The Kurdish leader also received at a later date Turkish Foreign Minister Mevlut Cavusoglu, who reiterated Iran’s stance on the referendum. The Turkish official noted that the war against ISIS was not over yet and that “the referendum may affect the security and stability in the region.”
“Cavusoglu acknowledged that the Kurds have been wronged, that the constitution was not properly implemented and that the region has the right to demand these rights, but hoped that this may take place within Iraq,” continued Barzani.
“We explained to him our perspective and our frustration after all efforts to establish real partnership with Baghdad failed. We did agree on maintaining contacts,” he said.
This is the same stance that he relayed to US Secretary of Defense James Mattis, who echoed Ankara and Tehran’s concerns over the referendum.
Barzani did not rule out the possibility that the Kurdish region may end up being “besieged by Iran, Turkey and Syria,” adding: “We may be harmed by this, by they will be harmed even more if they resort to such a step.”
On the post-Saddam period after 2003, he expressed his “huge” frustration over the failure to establish a diversified and democratic Iraq.
“Everyone knows that we exerted great efforts to prepare for the overthrow of the regime in 2002 and we took part in the military operations.

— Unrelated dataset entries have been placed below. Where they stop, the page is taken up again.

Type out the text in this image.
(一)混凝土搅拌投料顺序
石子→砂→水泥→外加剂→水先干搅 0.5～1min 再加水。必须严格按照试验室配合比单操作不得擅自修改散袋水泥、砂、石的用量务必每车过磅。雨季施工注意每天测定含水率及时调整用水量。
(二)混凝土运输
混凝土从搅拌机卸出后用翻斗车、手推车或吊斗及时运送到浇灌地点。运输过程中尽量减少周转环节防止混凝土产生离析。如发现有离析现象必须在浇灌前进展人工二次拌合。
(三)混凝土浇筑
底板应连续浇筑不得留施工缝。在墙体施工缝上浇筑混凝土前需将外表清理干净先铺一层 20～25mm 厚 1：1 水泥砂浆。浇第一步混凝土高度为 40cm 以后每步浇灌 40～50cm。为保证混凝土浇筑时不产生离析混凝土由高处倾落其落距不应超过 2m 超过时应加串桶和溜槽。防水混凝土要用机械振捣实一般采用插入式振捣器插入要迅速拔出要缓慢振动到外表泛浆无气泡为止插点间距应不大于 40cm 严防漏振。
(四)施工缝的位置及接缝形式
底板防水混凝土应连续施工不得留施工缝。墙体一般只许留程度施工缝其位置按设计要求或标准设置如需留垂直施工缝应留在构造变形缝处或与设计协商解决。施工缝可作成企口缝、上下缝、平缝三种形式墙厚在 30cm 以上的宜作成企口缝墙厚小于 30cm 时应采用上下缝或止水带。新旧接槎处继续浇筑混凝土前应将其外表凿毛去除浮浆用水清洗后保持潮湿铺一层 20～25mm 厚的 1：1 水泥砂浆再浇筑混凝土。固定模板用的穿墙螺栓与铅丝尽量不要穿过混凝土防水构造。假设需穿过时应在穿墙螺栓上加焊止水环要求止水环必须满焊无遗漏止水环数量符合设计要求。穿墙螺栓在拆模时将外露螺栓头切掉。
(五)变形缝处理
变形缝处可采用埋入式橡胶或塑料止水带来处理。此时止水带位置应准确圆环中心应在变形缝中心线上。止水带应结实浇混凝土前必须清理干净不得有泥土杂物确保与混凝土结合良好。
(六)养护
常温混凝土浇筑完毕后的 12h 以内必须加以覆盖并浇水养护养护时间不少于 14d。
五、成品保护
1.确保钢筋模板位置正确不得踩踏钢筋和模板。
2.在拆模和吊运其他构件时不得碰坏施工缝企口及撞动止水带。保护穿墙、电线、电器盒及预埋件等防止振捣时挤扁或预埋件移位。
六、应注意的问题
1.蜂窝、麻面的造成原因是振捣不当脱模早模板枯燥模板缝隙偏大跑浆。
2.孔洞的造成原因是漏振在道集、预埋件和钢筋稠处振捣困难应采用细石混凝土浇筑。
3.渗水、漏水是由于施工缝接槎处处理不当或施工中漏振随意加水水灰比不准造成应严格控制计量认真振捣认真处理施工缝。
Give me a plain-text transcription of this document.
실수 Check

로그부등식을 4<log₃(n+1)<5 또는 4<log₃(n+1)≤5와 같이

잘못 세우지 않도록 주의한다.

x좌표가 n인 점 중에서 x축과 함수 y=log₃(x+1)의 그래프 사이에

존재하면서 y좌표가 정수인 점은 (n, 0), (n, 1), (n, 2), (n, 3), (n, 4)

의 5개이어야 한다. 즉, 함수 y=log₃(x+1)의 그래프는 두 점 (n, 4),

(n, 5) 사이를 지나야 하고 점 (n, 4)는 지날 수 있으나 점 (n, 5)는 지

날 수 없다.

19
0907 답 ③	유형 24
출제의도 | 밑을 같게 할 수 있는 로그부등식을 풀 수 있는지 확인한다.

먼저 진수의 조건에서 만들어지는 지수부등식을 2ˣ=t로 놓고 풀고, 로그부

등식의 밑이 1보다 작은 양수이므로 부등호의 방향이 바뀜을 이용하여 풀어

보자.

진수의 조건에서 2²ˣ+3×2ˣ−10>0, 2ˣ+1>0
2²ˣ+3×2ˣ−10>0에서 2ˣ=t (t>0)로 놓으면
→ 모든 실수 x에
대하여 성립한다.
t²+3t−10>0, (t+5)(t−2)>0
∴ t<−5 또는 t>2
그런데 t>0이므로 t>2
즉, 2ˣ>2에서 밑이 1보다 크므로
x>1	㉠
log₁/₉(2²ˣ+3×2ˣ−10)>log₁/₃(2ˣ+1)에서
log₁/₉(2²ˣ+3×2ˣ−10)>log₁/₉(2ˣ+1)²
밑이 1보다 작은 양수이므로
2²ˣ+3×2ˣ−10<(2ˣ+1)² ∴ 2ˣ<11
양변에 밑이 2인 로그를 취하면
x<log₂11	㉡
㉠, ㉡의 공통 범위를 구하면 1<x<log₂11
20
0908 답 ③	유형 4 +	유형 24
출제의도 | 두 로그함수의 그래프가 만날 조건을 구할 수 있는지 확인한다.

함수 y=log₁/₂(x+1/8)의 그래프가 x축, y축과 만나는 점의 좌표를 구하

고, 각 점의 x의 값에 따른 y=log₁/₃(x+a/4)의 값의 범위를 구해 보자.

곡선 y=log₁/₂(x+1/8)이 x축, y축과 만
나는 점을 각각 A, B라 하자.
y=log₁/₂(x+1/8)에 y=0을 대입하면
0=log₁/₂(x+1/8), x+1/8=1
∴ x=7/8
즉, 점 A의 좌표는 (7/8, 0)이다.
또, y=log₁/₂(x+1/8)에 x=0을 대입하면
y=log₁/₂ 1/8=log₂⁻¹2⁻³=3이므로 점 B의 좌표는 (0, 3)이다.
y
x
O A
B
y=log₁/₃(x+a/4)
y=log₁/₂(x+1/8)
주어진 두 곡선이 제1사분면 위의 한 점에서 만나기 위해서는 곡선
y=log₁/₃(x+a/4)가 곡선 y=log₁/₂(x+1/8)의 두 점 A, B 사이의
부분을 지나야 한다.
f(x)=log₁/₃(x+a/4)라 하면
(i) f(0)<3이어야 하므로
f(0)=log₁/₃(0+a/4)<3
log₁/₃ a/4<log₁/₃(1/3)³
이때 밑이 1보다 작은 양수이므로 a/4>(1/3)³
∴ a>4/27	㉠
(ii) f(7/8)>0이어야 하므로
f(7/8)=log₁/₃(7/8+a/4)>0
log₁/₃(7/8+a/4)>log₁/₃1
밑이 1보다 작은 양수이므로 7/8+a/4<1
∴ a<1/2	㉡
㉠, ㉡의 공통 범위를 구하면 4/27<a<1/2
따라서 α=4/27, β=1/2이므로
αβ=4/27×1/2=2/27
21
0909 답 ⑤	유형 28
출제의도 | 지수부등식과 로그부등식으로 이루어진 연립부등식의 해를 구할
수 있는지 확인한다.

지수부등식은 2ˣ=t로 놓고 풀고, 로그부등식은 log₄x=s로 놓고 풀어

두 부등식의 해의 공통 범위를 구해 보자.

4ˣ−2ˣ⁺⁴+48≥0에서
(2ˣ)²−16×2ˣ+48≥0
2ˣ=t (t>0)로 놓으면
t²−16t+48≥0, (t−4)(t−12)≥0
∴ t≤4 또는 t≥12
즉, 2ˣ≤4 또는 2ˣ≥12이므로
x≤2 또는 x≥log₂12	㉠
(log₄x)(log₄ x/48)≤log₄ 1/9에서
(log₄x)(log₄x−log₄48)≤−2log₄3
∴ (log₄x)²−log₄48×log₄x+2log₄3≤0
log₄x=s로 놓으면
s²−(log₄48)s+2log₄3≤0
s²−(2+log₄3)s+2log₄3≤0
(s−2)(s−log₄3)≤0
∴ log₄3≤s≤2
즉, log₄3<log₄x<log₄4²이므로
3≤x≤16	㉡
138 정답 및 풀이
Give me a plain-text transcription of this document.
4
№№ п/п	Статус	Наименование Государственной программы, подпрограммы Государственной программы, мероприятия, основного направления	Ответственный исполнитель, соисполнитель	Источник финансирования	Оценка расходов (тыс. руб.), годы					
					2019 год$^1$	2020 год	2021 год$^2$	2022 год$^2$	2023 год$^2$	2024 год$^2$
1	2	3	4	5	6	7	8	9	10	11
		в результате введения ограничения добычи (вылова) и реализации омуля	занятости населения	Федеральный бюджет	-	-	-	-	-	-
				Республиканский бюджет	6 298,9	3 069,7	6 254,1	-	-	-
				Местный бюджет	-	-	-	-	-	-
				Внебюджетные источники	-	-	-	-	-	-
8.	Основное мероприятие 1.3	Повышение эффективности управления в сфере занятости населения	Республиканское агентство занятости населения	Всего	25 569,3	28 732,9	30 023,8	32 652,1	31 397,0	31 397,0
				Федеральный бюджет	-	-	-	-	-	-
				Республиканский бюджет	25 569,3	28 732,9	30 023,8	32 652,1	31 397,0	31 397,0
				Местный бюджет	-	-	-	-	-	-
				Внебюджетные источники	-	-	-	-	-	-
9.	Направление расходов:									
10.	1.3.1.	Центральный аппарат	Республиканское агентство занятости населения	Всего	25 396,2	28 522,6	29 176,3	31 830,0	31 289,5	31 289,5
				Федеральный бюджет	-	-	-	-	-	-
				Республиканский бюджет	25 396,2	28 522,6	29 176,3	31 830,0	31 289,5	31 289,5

We have no regrets, but we were hoping for a greater opportunity and a chance for a new Iraq, based on fraternity and a federal democracy. We tried hard to achieve this goal, including the drafting of and voting on the constitution. Had it not been for the Kurdish people, the constitution would not have been a success,” he stressed.
“We initially agreed to establish a democratic civil state, but day after day it became very clear that the state shifted to become a religious sectarian one in Baghdad,” he lamented.
“They mobilized armies against us and cut the Kurdish region’s budget. Even if there are disputes between the region and Baghdad, how is this acceptable? Let us assume that we are in the wrong, how could a prime minister dare, with a stroke of a pen, cut the livelihood of an entire people? This is another form of the Anfal operation,” he declared.
“Yes, Maliki committed another version of the Anfal operation, but in another uglier way. We did not hear single voice of protest by any religious leadership or Shi’ite political parties in Iraq. We sought to establish a democratic federal Iraq, but Baghdad refused and we reached a conviction that we are not wanted there.”
He also accused the former Iraqi premier of withholding arms dedicated to the Kurdish Peshmerga forces that were allotted to it by the constitution. These same weapons eventually landed in the hands of ISIS, he revealed.
“Even in the war against ISIS, they did not offer to help us. We are the ones who helped the Iraqi army and allowed it to come to Mosul. We destroyed ISIS’ first line of defense and opened the way for the army… Even up to this moment, violations were committed, not by the army, but the Popular Mobilization Forces,” Barzani said.
In fact, he stated that he was surprised by the close cooperation between the Peshmerga and Iraqi army, despite the 50 to 60 years of war between them.
Asked if current Iraqi Prime Minister Haidar al-Abadi’s arrival to office improved ties between Irbil and Baghdad, Barzani replied: “He wanted to resolve these problems and he is different from others, but there are several obstacles ahead of him. I enjoy good ties with him and we are in constant contact, but I have reached a conclusion that Abadi cannot fulfill his pledges to us due to reasons out of his control.”
This reality and “the failure of Arab-Kurdish coexistence” in Iraq prompted Kurdistan to push for independence, he stressed.